The truth, according to Snopes.com, is more complicated (and much more interesting):

By the time Marvin’s day of financial reckoning arrived, he had little cash and was well in arrears for a large amount of back taxes, so his attorney worked out a settlement under which Anna would be paid off from the royalties earned by Gaye’s next album. That next album turned out to be Here, My Dear, a harrowing “concept album of divorce” which chronicled the turmoil of Anna and Marvin’s relationship. The record’s symbolism was hardly subtle: The inner sleeve depicted a Monopoly-like board game emblazoned with the word JUDGMENT, across which a male hand passed a record to a female hand. On the man’s side of the board were only a piano and some recording equipment, while the female’s side of the board included money, a house, a Mercedes, and a diamond ring.

Although Marvin and Anna’s divorce settlement was indeed tied to the royalties generated by Here, My Dear, the common legend surrounding the record — that Marvin was ordered by a judge to hand over all his royalties from the album to Anna, and that Marvin was in a position to spitefully deprive Anna of those royalties by intentionally recording an album so bad it would not sell — is largely untrue. First off, the payment-through-royalties scheme was a settlement worked out through mutual agreement, not one devised and mandated by a judge. Second, rarely does a competent attorney accept (or a responsible judge impose) a dissolution of partnership settlement under which the amount of compensation received by one party is completely dependent upon a future endeavor of the other party, precisely because such a settlement could allow one side to cheat the other by deliberately underperforming. (A similar legend about producer Phil Spector is based on this premise.)

The circumstances in Marvin Gaye’s case were that he agreed to pay Anna a total of $600,000, the first $307,000 coming from the advance against royalties he was guaranteed for his next album, and the remaining $293,000 to be paid out of any royalties earned beyond the advance. But Anna would lose nothing if the record sold poorly, because the agreement specified that if the album failed to earn $293,000 within two years, Gaye was obligated to pay Anna the difference himself, and thus he had nothing to gain by tanking the sessions and purposely turning out substandard product. (In fact, he was in a position to lose a great deal by doing so, both because he was entitled to keep any royalties earned after the first $600,000, and because he stood to earn additional monies not payable to Anna through his publishing rights.)

[…]

Critical reaction to Here, My Dear was mixed.
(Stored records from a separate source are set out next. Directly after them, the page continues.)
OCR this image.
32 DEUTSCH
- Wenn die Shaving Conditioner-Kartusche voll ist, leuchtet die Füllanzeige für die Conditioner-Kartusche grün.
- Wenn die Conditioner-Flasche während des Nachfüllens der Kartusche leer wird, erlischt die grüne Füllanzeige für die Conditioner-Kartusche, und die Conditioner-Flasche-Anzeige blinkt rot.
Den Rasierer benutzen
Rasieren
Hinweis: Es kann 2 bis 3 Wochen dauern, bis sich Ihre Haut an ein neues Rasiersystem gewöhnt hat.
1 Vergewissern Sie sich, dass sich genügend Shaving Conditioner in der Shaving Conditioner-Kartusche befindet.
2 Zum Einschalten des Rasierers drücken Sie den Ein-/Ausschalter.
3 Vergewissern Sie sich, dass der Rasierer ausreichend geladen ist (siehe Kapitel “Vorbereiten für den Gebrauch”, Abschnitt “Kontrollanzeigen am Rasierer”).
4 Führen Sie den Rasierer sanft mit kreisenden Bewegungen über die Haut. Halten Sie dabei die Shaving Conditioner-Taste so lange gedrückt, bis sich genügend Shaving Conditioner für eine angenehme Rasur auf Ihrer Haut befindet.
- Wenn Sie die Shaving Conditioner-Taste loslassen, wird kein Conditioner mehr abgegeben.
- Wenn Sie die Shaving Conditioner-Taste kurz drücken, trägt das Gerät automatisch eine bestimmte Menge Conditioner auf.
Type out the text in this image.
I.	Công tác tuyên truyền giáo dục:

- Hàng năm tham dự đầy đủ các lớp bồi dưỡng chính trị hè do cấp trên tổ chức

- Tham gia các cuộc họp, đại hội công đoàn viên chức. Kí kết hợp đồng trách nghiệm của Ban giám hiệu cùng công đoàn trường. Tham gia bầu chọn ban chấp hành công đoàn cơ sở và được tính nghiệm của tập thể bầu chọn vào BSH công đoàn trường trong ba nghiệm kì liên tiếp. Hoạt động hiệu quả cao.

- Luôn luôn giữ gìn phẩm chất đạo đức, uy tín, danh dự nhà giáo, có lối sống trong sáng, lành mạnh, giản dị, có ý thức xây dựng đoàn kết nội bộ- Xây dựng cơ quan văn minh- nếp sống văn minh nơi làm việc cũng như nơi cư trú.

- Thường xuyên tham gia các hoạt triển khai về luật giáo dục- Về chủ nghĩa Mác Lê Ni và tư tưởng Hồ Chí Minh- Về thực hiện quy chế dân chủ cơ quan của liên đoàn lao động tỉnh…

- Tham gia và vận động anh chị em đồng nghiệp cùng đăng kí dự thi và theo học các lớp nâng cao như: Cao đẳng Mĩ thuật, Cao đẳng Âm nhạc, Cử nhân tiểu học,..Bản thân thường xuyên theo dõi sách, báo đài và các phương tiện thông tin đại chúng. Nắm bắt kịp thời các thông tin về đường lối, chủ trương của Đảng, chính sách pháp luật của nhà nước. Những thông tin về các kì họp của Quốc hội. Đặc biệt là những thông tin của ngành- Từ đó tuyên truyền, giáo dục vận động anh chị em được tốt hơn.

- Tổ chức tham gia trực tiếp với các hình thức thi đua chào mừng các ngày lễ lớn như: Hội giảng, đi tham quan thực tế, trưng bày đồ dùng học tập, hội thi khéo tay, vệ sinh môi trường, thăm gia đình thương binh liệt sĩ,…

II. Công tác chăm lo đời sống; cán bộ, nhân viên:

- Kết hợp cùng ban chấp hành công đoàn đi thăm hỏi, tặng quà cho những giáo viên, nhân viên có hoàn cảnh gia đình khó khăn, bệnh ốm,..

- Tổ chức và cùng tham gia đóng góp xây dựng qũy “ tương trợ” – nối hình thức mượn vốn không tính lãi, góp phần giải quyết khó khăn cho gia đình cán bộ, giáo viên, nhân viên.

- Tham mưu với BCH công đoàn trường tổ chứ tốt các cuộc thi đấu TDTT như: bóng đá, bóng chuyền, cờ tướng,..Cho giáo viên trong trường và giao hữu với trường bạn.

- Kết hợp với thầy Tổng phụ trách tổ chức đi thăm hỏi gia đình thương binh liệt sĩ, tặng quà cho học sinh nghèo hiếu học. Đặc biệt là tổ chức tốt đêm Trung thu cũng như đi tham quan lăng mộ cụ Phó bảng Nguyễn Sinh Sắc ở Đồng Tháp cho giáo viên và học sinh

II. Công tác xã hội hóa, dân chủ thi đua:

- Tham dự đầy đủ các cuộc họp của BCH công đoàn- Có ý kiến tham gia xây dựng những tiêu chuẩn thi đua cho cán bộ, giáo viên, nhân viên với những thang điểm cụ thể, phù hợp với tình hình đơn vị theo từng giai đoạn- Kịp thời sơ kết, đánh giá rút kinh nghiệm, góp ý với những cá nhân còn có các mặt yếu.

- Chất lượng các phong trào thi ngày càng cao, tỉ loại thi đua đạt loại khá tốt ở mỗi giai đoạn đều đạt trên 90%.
As Gaye biographer Steve Turner wrote, “Reviewers didn’t seem to know whether the double album was a huge joke at the expense of Anna Gaye and Motown, or a work of genius.” The record was not a hit, failing to sell well enough to even recoup the advance against royalties paid by Motown, so Marvin Gaye (who was by then officially bankrupt) was obligated to begin making monthly payments to Anna to cover the shortfall. However, Gaye was killed in 1984 still owing Anna the additional $293,000 due her, and monies earned by his estate since his death have gone to paying off the IRS rather than benefiting his ex-wives and children, thereby proving the maxim about life’s only two certainties.

Here, My Dear is No. 462 on Rolling Stone‘s list of the 500 greatest albums of all time.  The track listing includes “When Did You Stop Loving Me, When Did I Stop Loving You,” “Anger” and “You Can Leave, But It’s Going to Cost You.”